Pour sa petite-fille Renée Harris, cette coexistence des langages est l’un des moteurs émotionnels de la pièce. « Dans le segment cri, il y a une danse qui évolue du traditionnel au contemporain, et pour moi, c’est un moment majeur du spectacle. Ce qui résonne le plus pour moi, c’est cette transformation fluide. »

Chez la jeune interprète, la transmission se vit comme un engagement conscient. « Ce qui m’a le plus marquée de ma grand-mère, c’est sa passion pour la culture de la danse. Elle s’assurait toujours qu’on comprenne à quel point c’était important, et le rôle que nous avions tous à jouer, même quand on était jeunes », explique-t-elle. La danse s’inscrit ainsi dans une continuité choisie : « Ça a toujours été une tradition familiale, mais nous avons choisi de danser. »


Comme une offrande 

Présentée comme la production la plus ambitieuse de la compagnie, Raven Mother est un œuvre multimédia d’envergure où mouvement, chant, sculpture, regalia et projections se répondent.

« Ce n’est vraiment pas une œuvre historique, insiste Margaret Grenier. C’est ancré dans la manière dont on exerce notre art aujourd’hui. […] C’est un objet artistique à grand déploiement qui porte l’esprit de quelque chose de très ancien. »

Empreinte de beauté, de puissance et de symboles forts, Raven Mother se présente comme une offrande au public. « Ce spectacle signifie beaucoup pour nous.
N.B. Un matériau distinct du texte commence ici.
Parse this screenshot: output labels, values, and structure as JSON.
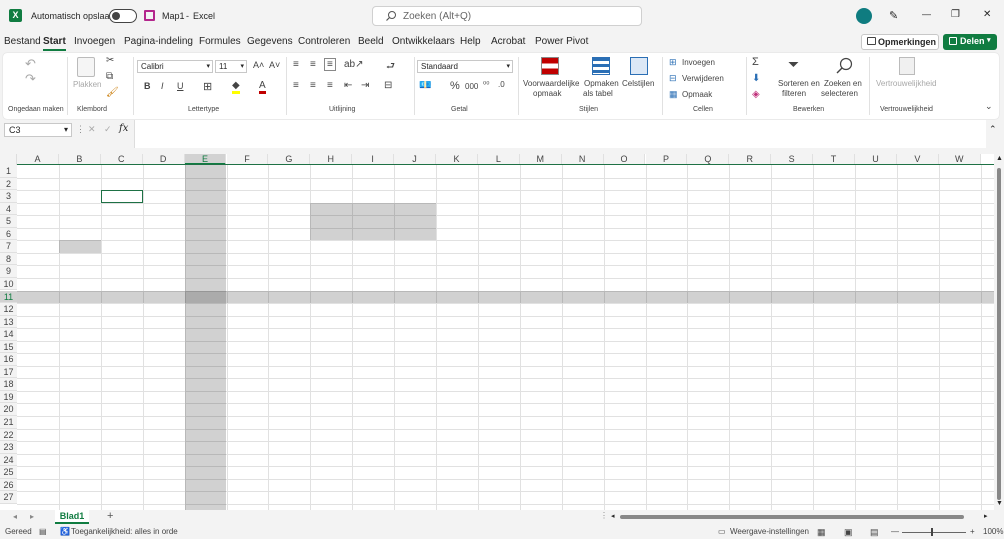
{
  "titlebar": {
    "autosave_label": "Automatisch opslaan",
    "doc_name": "Map1",
    "app_name": "Excel",
    "search_placeholder": "Zoeken (Alt+Q)",
    "min_glyph": "—",
    "max_glyph": "❐",
    "close_glyph": "✕",
    "pen_glyph": "✎",
    "save_glyph": "💾",
    "logo_glyph": "X"
  },
  "menu": {
    "tabs": [
      "Bestand",
      "Start",
      "Invoegen",
      "Pagina-indeling",
      "Formules",
      "Gegevens",
      "Controleren",
      "Beeld",
      "Ontwikkelaars",
      "Help",
      "Acrobat",
      "Power Pivot"
    ],
    "comments": "Opmerkingen",
    "share": "Delen"
  },
  "ribbon": {
    "undo_group": "Ongedaan maken",
    "clipboard": {
      "paste": "Plakken",
      "group": "Klembord"
    },
    "font": {
      "name": "Calibri",
      "size": "11",
      "bold": "B",
      "italic": "I",
      "underline": "U",
      "grow": "A˄",
      "shrink": "A˅",
      "group": "Lettertype"
    },
    "alignment": {
      "group": "Uitlijning"
    },
    "number": {
      "format": "Standaard",
      "percent": "%",
      "thousands": "000",
      "group": "Getal"
    },
    "styles": {
      "conditional_l1": "Voorwaardelijke",
      "conditional_l2": "opmaak",
      "table_l1": "Opmaken",
      "table_l2": "als tabel",
      "cellstyles": "Celstijlen",
      "group": "Stijlen"
    },
    "cells": {
      "insert": "Invoegen",
      "delete": "Verwijderen",
      "format": "Opmaak",
      "group": "Cellen"
    },
    "editing": {
      "sort_l1": "Sorteren en",
      "sort_l2": "filteren",
      "find_l1": "Zoeken en",
      "find_l2": "selecteren",
      "group": "Bewerken",
      "sigma": "Σ"
    },
    "sensitivity": {
      "label": "Vertrouwelijkheid",
      "group": "Vertrouwelijkheid"
    }
  },
  "formula_bar": {
    "name_box": "C3",
    "fx": "fx",
    "cancel": "✕",
    "enter": "✓"
  },
  "grid": {
    "columns": [
      "A",
      "B",
      "C",
      "D",
      "E",
      "F",
      "G",
      "H",
      "I",
      "J",
      "K",
      "L",
      "M",
      "N",
      "O",
      "P",
      "Q",
      "R",
      "S",
      "T",
      "U",
      "V",
      "W"
    ],
    "rows": [
      "1",
      "2",
      "3",
      "4",
      "5",
      "6",
      "7",
      "8",
      "9",
      "10",
      "11",
      "12",
      "13",
      "14",
      "15",
      "16",
      "17",
      "18",
      "19",
      "20",
      "21",
      "22",
      "23",
      "24",
      "25",
      "26",
      "27"
    ],
    "active_cell": "C3"
  },
  "sheets": {
    "tabs": [
      "Blad1"
    ],
    "add": "+"
  },
  "status": {
    "ready": "Gereed",
    "accessibility": "Toegankelijkheid: alles in orde",
    "display_settings": "Weergave-instellingen",
    "zoom": "100%",
    "minus": "—",
    "plus": "+"
  },
  "colors": {
    "accent": "#107c41",
    "avatar": "#0f7c80",
    "selection": "#d2d2d2"
  }
}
C’est quelque chose qu’on offre : un travail artistique, mais aussi l’histoire de notre famille, à laquelle nous avons dédié nos vies. »


Le spectacle de danse Raven Mother, qui se tiendra le 9 juin 2026 à 20 h à la salle Octave-Crémazie du Grand Théâtre, est une coprésentation de La Rotonde et du Grand Théâtre de Québec et est présenté en collaboration avec KWE! À la rencontre des peuples autochtones.